Character-Defining Elements
Key elements which relate to the heritage value of Castle Kilbride as a superior example of an Italianate villa include: its relationship to its Picturesque grounds, including its placement in the centre of the property, set back from the street, the heart-shaped driveway and wrought-iron fence that separate it from the street, the open lawn, the central walkway with two circular planting beds, the Italianate-style brick privy and the row of mature trees that runs around the perimeter of the property; its relationship to the village of Baden, including its elevated position on the edge of town, and close proximity to the former linseed oil complex; its Italianate style, evident on the exterior in its rectangular massing, its symmetrical, three-bay façade with a central entry under a columned porch, the shallow hipped roof with wide overhanging eaves, the central belvedere with its pediment echoing that of the main roofline, and the elongated proportions notable in the long, narrow windows and the bay windows on the main façade; its decorative wood trim, including bracketing at eave level, ornate window entablatures and the elaborately decorated porch with its slender spiral columns, carved ceiling panels, scroll brackets and pendants, and its yellow-brick construction on a high, fieldstone foundation; the picturesque interplay between exterior and interior spaces, evident in the inclusion of a belvedere, porch and large windows; its interior plan, typical of the late-19th-century Italianate style, including a centre-hall layout with grand central staircase, large front rooms, and high ceilings; the surviving high-quality original interior finishes and features, including the central staircase banister, marble fireplace mantles in the principal rooms, large mahogany mirrors, hand-carved mahogany valances, and original plasterwork, hardware and woodwork; viewscapes to the house from the town, and vice versa.

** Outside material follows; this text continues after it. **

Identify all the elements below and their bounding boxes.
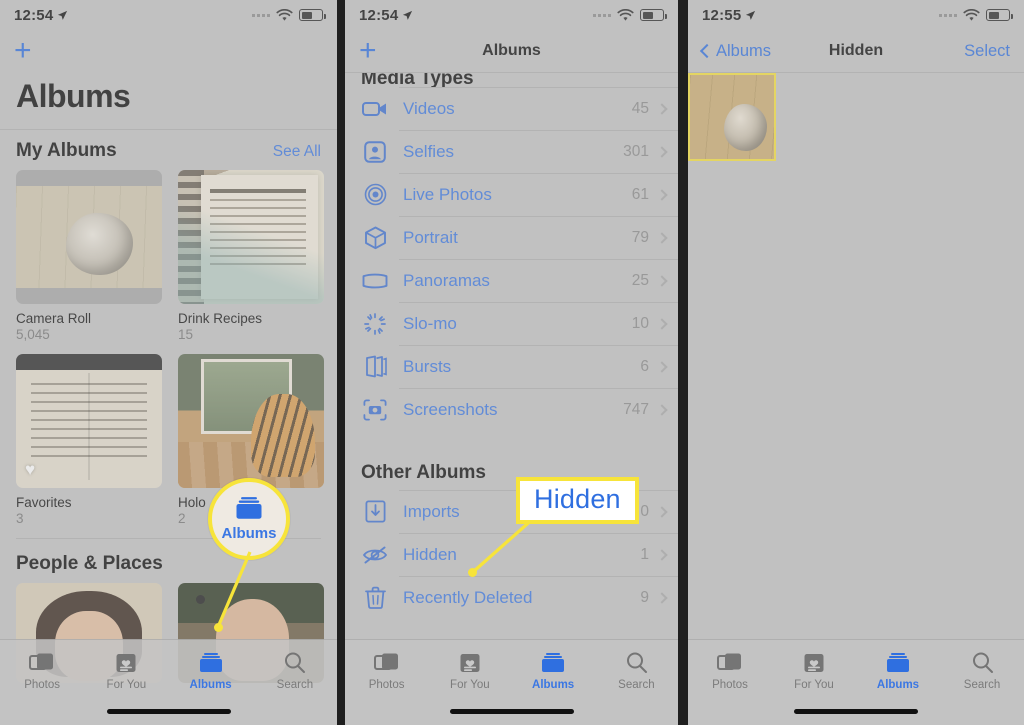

Key elements that relate to the heritage value of Castle Kilbride’s murals include: the decorative mural paintings in their design, materials and locations including the ground- and upper-level hallways and their ceilings and which includes faux plasterwork, gilt-framed medallions representing the four elements, and a marble colonnade with a classical sculpture depicted in a niche; the more elaborate and brilliantly coloured mural painting in the library, which includes a border of real and faux plaster work containing a series of painted lunettes, gilt-framed medallions with allegorical figures representing the four seasons, painted figurative panels on opposite walls, arabesques of scrolled foliage, and an illusionistic frieze of tassels; the less elaborate, early 20th-century decoration of the living and dining room ceilings, including arabesques painted within a real plaster border, and small figurative paintings in the corners; the mural work in other rooms, including a small painting executed on the linen-covered ceiling of one of the upstairs bedrooms, and a ceiling painting in the upstairs Smoking Room, depicting a tobacco humidor and pipes; features of the paintings which illustrate the 19th-century attempt to re-establish the Renaissance tradition of wall painting, including their classical style, antique and Renaissance subject matter, figurative art, arabesque designs, and trompe l’oeil; the integration of the mural paintings with the architecture of the house including the provision of lighting using the device of a glass-domed attic.